La connaissance collective
Si l'on se place au niveau de l'entreprise, la notion de connaissance collective n'est pas très
éloignée de la notion de "culture d'entreprise". Pour mieux cerner ce que veut dire la
connaissance collective, Jean-Yves Prax part de la "matrice de Nonaka". Celle-ci présente
sous la forme d'une grille très simple, les composantes des connaissances individuelles ou
collectives, tacites (automatiques, instinctives) ou explicites (conscientes, apprises). Au
niveau collectif explicite, Nonaka place les connaissances scientifiques, les institutions, les
normes, les règles… Tandis qu'au niveau des connaissances collectives tacites, nous
retrouvons les mythes, les normes sociales, les communautés de pratiques, le sens commun, la
connivence. Et c'est précisément à ce niveau dit "collectif tacite" – qui transcende l'action
personnelle tout en étant sa conséquence – que se trouve "la culture d'entreprise". Pour
reprendre une métaphore sportive, M. Prax donne l'exemple du jeu de l'équipe de football de
Manchester qui reste le même malgré le turn-over des joueurs.

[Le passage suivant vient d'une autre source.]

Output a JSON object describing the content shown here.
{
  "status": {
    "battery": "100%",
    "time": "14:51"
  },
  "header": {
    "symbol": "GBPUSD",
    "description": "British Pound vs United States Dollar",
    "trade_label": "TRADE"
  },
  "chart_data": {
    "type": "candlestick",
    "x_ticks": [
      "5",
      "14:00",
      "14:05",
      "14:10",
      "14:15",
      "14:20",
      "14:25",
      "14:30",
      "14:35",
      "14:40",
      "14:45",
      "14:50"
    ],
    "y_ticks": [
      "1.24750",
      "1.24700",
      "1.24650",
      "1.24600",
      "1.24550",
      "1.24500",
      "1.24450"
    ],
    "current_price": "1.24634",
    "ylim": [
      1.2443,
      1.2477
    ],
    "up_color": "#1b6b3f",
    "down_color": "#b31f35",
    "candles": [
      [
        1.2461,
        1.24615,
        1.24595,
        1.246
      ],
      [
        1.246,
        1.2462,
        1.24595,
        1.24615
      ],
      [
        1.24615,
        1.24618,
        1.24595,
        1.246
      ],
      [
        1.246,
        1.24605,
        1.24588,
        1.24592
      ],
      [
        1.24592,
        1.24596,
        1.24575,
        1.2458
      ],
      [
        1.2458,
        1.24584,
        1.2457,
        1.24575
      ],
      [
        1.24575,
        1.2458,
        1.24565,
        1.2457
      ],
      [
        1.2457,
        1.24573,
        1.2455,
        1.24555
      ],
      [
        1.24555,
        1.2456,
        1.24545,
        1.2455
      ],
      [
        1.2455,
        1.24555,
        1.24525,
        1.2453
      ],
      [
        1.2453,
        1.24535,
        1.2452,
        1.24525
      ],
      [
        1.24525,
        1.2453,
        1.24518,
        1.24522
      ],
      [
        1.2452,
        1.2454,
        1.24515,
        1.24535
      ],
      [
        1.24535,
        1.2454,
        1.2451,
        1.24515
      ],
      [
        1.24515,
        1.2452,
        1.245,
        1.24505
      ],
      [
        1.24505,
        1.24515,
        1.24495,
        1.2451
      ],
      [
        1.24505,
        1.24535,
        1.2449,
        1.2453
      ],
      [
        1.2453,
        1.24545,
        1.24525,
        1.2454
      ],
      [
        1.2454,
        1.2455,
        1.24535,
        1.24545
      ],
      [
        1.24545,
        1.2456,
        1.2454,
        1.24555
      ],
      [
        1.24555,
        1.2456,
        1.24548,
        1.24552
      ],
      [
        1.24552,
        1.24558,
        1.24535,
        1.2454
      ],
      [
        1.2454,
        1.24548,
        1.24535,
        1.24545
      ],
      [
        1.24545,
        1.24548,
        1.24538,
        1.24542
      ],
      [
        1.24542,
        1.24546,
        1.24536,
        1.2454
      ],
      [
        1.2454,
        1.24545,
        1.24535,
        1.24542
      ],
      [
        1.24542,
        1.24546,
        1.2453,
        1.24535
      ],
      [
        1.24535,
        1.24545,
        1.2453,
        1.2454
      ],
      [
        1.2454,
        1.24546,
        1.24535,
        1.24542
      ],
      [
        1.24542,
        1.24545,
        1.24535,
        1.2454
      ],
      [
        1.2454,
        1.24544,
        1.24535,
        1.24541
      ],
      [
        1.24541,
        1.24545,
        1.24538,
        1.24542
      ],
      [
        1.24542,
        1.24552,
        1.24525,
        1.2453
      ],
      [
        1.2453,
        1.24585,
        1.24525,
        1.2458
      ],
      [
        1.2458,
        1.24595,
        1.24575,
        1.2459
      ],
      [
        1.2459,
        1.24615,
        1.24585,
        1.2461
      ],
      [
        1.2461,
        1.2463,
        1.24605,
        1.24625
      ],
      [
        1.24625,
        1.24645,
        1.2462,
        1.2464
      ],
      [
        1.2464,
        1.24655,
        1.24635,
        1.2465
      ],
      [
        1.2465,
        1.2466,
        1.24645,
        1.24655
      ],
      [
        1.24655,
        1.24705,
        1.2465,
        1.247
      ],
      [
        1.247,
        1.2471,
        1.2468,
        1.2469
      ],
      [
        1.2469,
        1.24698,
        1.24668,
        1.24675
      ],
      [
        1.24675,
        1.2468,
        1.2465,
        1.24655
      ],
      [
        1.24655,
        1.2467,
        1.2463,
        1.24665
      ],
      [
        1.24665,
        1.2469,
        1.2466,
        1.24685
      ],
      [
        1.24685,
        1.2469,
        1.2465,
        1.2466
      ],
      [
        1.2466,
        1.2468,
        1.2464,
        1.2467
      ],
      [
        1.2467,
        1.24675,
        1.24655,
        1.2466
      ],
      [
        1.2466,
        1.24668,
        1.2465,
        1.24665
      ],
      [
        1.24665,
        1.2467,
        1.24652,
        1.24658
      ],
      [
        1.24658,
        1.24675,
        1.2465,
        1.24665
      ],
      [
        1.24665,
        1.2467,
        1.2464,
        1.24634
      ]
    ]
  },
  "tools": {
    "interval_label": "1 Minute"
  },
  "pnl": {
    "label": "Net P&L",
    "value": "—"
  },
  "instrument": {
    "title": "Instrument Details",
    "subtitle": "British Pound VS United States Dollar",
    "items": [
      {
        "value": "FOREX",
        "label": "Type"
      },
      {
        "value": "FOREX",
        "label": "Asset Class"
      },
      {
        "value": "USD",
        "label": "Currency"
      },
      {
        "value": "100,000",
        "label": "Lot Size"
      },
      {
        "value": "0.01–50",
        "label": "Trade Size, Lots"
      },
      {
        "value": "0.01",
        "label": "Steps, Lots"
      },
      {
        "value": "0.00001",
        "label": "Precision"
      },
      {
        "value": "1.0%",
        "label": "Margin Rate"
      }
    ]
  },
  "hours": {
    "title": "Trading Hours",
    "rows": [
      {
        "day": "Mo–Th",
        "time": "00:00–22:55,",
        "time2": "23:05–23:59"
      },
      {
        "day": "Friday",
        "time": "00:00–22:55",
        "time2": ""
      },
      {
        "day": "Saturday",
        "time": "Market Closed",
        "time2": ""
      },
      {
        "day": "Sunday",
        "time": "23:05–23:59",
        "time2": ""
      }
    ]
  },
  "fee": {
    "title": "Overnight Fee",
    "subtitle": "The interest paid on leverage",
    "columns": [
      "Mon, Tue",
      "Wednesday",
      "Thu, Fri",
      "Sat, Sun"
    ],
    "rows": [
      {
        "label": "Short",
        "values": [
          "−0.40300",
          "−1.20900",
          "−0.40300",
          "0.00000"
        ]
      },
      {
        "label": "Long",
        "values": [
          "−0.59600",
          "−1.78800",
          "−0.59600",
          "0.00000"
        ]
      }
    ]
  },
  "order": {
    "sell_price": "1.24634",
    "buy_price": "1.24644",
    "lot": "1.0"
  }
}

L'importance de la confiance dans la gestion de l'information
La confiance constitue une condition préalable à l'échange d'informations, au partage de la
connaissance. Cette confiance s'appuie sur différents principes. Il faut d'abord que l'échange
d'informations soit profitable aux deux parties (principe de réciprocité dans l'échange).
Ensuite, la paternité de l'information doit être reconnue : nul ne peut endosser la paternité
d'une information au nom de quelqu'un d'autre sans rompre la confiance. La reconnaissance
de la valeur de la contribution, notamment par un feedback du système, ne doit pas être
négligée. Le sens occupe également une place particulière dans la mise en place d'un climat
de confiance. En effet, plus il existe une communauté de sens, au niveau des valeurs, des
règles, des langages, plus la complicité est forte et donc la confiance. Il est également possible
d'inclure dans les conditions préalables la récompense, cependant elle apparaît comme
beaucoup moins efficace.
Les outils du KM
Différents outils sont à la disposition des experts en KM. M. Prax a d'abord mis en avant la
méthode information mapping. Elle consiste, lors de la rédaction des documents, à prendre en
considération le découpage, le titrage, la cohérence du texte, sa pertinence, l'accessibilité des
détails, l'intégration des visuels ainsi que la hiérarchie du découpage et du titrage. Il s'agit
donc d'une méthode qui explique "comment écrire pour être lu".
L’orateur a ensuite présenté la méthode KAM, Knowledge Action Map. Elle consiste à
présenter sous la forme d'un graphique tous le flux informationnel et les traitements
d'informations effectués lors de la réalisation d'une tâche donnée. L'utilisation d'un graphique
permet d'intégrer chaque individu à l'intérieur du flux, de les matérialiser tout en gardant une
vue générale de la circulation de l'information. Le fait de donner une visibilité collective à une
tâche permet de tirer de nombreux enseignements sur l'activité de chacun au sein de
l'entreprise. Que ce soit sur le même travail réalisé deux fois par deux personnes différentes
ou sur les blocages du flux.
Un autre avantage du KAM est de poser la question "qui fait quoi ?". Cela permet non
seulement de définir la fonction de chaque personne dans la réalisation d'une tâche, mais aussi
de cartographier les savoirs de ces personnes de manière individuelle. L’orateur a tenu à
souligner également "le gisement de productivité" que l'on peut trouver dans le flux
d'informations matérialisé par la méthode KAM. Pour lui, ce flux, s'il est bien utilisé, contient
plus de potentiel productif que les compétences individuelles.
En guise de conclusion, Jean-Yves Prax a tenu à rappeler que la mise en place d'une réforme
de type KM à l'intérieur d'une entreprise demande une forte conviction au niveau des
dirigeants. Une telle transformation entraîne en effet des changements à tous les niveaux de
l'entreprise, y compris les plus hauts, et demande énormément d'efforts et d'énergie pour être
menée à bien. "Le KM n'est utile que si l'entreprise en a vraiment besoin".